There are many in-demand health care careers in Missouri, and a Master's degree in Nursing can prepare you for many of them. If you've built a body of nursing knowledge from your education and work experience, consider earning a Master's degree from one of the many nursing schools in Missouri. You can find Missouri nursing programs on our site, and we recommend requesting information about those graduate programs that interest you to learn more.
There are many Master's degree nursing programs in Missouri you can look into to further your education and practice. One unique specialty is rural family nursing; a degree in this field can equip you to address the unique health needs of people living in rural areas of Missouri. Direct care specialties include nurse practitioner, nurse anesthetist, and clinical nurse specialist. The path of nurse education can set you up to become a nursing course instructor. Nursing administrative degrees cover subject like nursing leadership and nursing policy.
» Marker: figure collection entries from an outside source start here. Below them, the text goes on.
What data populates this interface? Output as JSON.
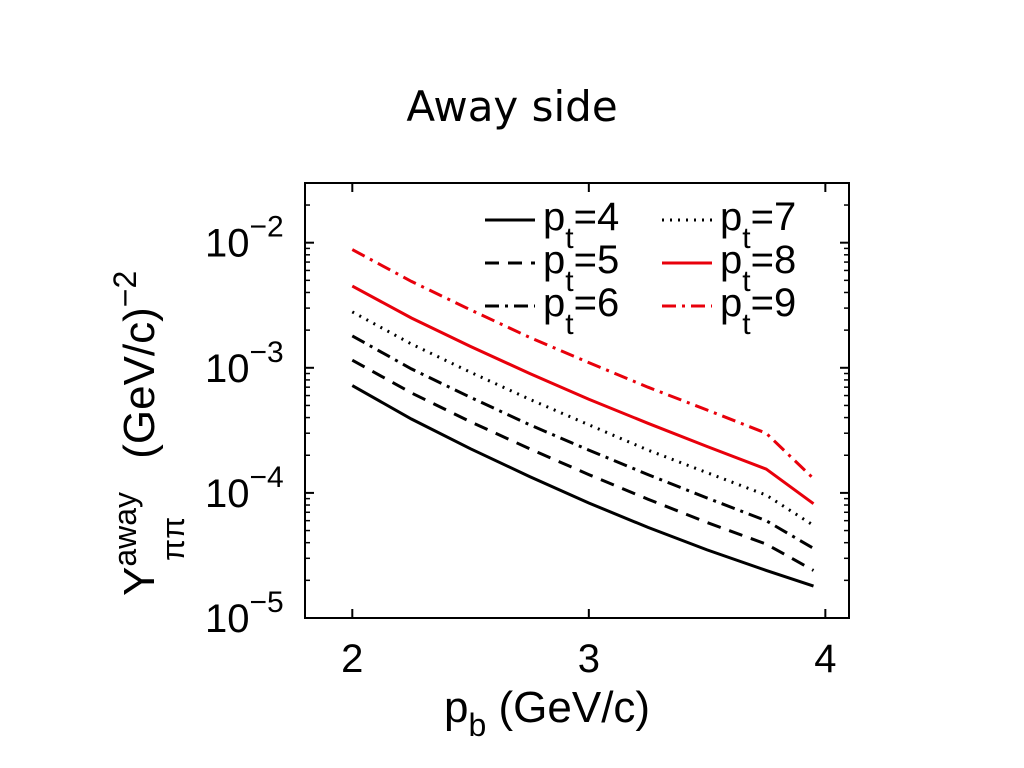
{
  "slide": {
    "title": "Away side"
  },
  "chart_data": {
    "type": "line",
    "xlabel": {
      "main": "p",
      "sub": "b",
      "unit": " (GeV/c)"
    },
    "ylabel": {
      "main": "Y",
      "sup": "away",
      "sub": "ππ",
      "unit": " (GeV/c)",
      "unit_sup": "−2"
    },
    "xlim": [
      1.8,
      4.1
    ],
    "ylim": [
      1e-05,
      0.03
    ],
    "yscale": "log",
    "x_ticks": [
      2,
      3,
      4
    ],
    "y_ticks": [
      {
        "value": 1e-05,
        "base": "10",
        "exp": "−5"
      },
      {
        "value": 0.0001,
        "base": "10",
        "exp": "−4"
      },
      {
        "value": 0.001,
        "base": "10",
        "exp": "−3"
      },
      {
        "value": 0.01,
        "base": "10",
        "exp": "−2"
      }
    ],
    "x": [
      2.0,
      2.25,
      2.5,
      2.75,
      3.0,
      3.25,
      3.5,
      3.75,
      3.95
    ],
    "series": [
      {
        "name": "4",
        "label_main": "p",
        "label_sub": "t",
        "label_eq": "=4",
        "color": "#000000",
        "dash": "solid",
        "values": [
          0.00072,
          0.00039,
          0.000225,
          0.000135,
          8.3e-05,
          5.3e-05,
          3.5e-05,
          2.4e-05,
          1.8e-05
        ]
      },
      {
        "name": "5",
        "label_main": "p",
        "label_sub": "t",
        "label_eq": "=5",
        "color": "#000000",
        "dash": "dashed",
        "values": [
          0.00115,
          0.00063,
          0.00037,
          0.000225,
          0.00014,
          8.9e-05,
          5.8e-05,
          3.9e-05,
          2.4e-05
        ]
      },
      {
        "name": "6",
        "label_main": "p",
        "label_sub": "t",
        "label_eq": "=6",
        "color": "#000000",
        "dash": "dashdot",
        "values": [
          0.0018,
          0.00098,
          0.00058,
          0.00035,
          0.00022,
          0.00014,
          9.1e-05,
          6e-05,
          3.6e-05
        ]
      },
      {
        "name": "7",
        "label_main": "p",
        "label_sub": "t",
        "label_eq": "=7",
        "color": "#000000",
        "dash": "dotted",
        "values": [
          0.0028,
          0.00155,
          0.00092,
          0.00056,
          0.00035,
          0.00022,
          0.000145,
          9.6e-05,
          5.5e-05
        ]
      },
      {
        "name": "8",
        "label_main": "p",
        "label_sub": "t",
        "label_eq": "=8",
        "color": "#e8000b",
        "dash": "solid",
        "values": [
          0.0045,
          0.0025,
          0.00148,
          0.0009,
          0.00056,
          0.00036,
          0.000235,
          0.000155,
          8.2e-05
        ]
      },
      {
        "name": "9",
        "label_main": "p",
        "label_sub": "t",
        "label_eq": "=9",
        "color": "#e8000b",
        "dash": "dashdot",
        "values": [
          0.0088,
          0.0049,
          0.0029,
          0.00175,
          0.0011,
          0.0007,
          0.00046,
          0.0003,
          0.00013
        ]
      }
    ],
    "legend": "top-right",
    "grid": false
  }
}
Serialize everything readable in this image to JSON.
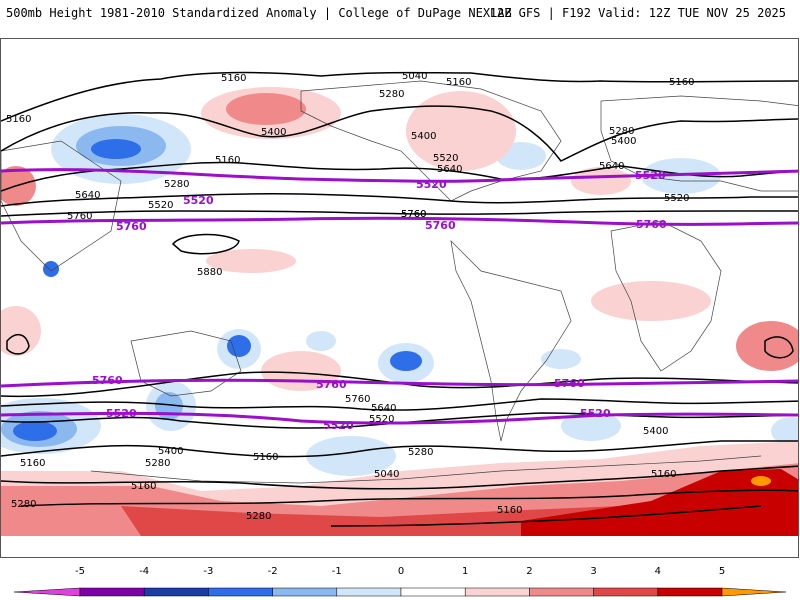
{
  "header": {
    "title_left": "500mb Height 1981-2010 Standardized Anomaly | College of DuPage NEXLAB",
    "title_right": "12Z GFS | F192 Valid: 12Z TUE NOV 25 2025"
  },
  "map": {
    "contour_labels_black": [
      "5160",
      "5040",
      "5160",
      "5160",
      "5280",
      "5400",
      "5520",
      "5640",
      "5760",
      "5880",
      "5160",
      "5400",
      "5520",
      "5640",
      "5760",
      "5280",
      "5400",
      "5520",
      "5640",
      "5760",
      "5160",
      "5280",
      "5400",
      "5040",
      "5160",
      "5280",
      "5160",
      "5280",
      "5400",
      "5520",
      "5640",
      "5760",
      "5160",
      "5160",
      "5280",
      "5280",
      "5160"
    ],
    "contour_labels_purple": [
      "5520",
      "5760",
      "5520",
      "5760",
      "5520",
      "5760",
      "5760",
      "5520",
      "5760",
      "5520",
      "5520",
      "5760"
    ]
  },
  "colorbar": {
    "ticks": [
      "-5",
      "-4",
      "-3",
      "-2",
      "-1",
      "0",
      "1",
      "2",
      "3",
      "4",
      "5"
    ],
    "colors": [
      "#e040e0",
      "#8000a8",
      "#1c3ca8",
      "#2e6ee8",
      "#8cb8f0",
      "#d2e6fa",
      "#ffffff",
      "#fad2d2",
      "#f08a8a",
      "#e04848",
      "#c80000",
      "#ff9900"
    ],
    "units": ""
  }
}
If you attend graduate school full-time, you may be able to earn an MSN in as little as two years. Going to school part-time can lead to an MSN in about three years. There are also routes to earn an MSN for Bachelor’s degree holders who are not yet nurses, and for nurses who want to use an RN to MSN bridge program or online options.
No matter which advanced nursing area you want to go into, you'll likely need to take a set of core courses. Common requirements include Health Care Policy and Advocacy, Theories of Nursing, and Methods of Research in Nursing.
Each curriculum delves into the nursing specialty of your choice. Nurse practitioner classes include Advanced Pathophysiology, Primary Care of Adults, and Health Appraisal. If you go the nurse educator route, your curriculum may include Teaching Theory in Nursing and Clinical Practicum in Nursing.
Missouri is home to a variety of financial aid opportunities. Through the state government, you can apply for nursing student loans. These can be forgiven if you practice in a Federally Qualified Health Clinic. The Missouri League for Nursing and Missouri Nurses Association both award scholarships to local Master's-level students.
In Missouri, the Tennessean notes that many local activists are trying to expand the scope of practice for advanced practice nurses. As it stands, nurse practitioners and other advanced practice nurses must work within 30 miles of a supervising physician. However, due to a nationwide shortage of primary care doctors, legislators may be more motivated to allow advanced practice nurses to practice independently. The Missouri Department of Health & Senior Services claims that a variety of Missouri cities are designated Health Professional Shortage Areas.
Upon looking at the job outlook for various health care professions, it's clear that Master's-level nurses are very important in Missouri. The Missouri Economic Research and Information Center reports that health services managers and registered nurses are two of the most in-demand health care careers. Overall, the agency reports that the demand for health care professionals is at 24%. They are only able to fill about one-third of available positions.
Once you obtain your MSN in Missouri, you may have several different options for career moves. We have listed a couple of options below, and you can contact schools with MSN programs in MO to learn about other nursing careers.
Family Nurse Practitioners (FNPs) diagnose a patient’s symptoms, health history and diagnostic tests in order to treat illnesses, infections or injuries. The ages of their patients range from adolescence to senior citizens. The FNP Master’s program prepares you to work in clinical settings that include clinics, long-term care facilities, physicians offices or hospitals.
FNPs in Missouri earned an average wage of $95,350 last year (O*net, 2014). This position offers good job security with an expected growth rate of 22% over the next decade.
Case management is another graduate nursing degree that prepares you to deliver more personalized services to patients. You have the opportunity to design nursing care for a clinical or community-based group, and you would function in a leadership capacity. The goal of your position is to improve healthcare as a whole by managing all aspects of care delivery.
Employment as a nursing case manager might be in a hospital, long-term care facility or any type of clinic. Case managers (Medical and Health Services Managers) in Missouri earned an average of $92,810 (O*net, 2014).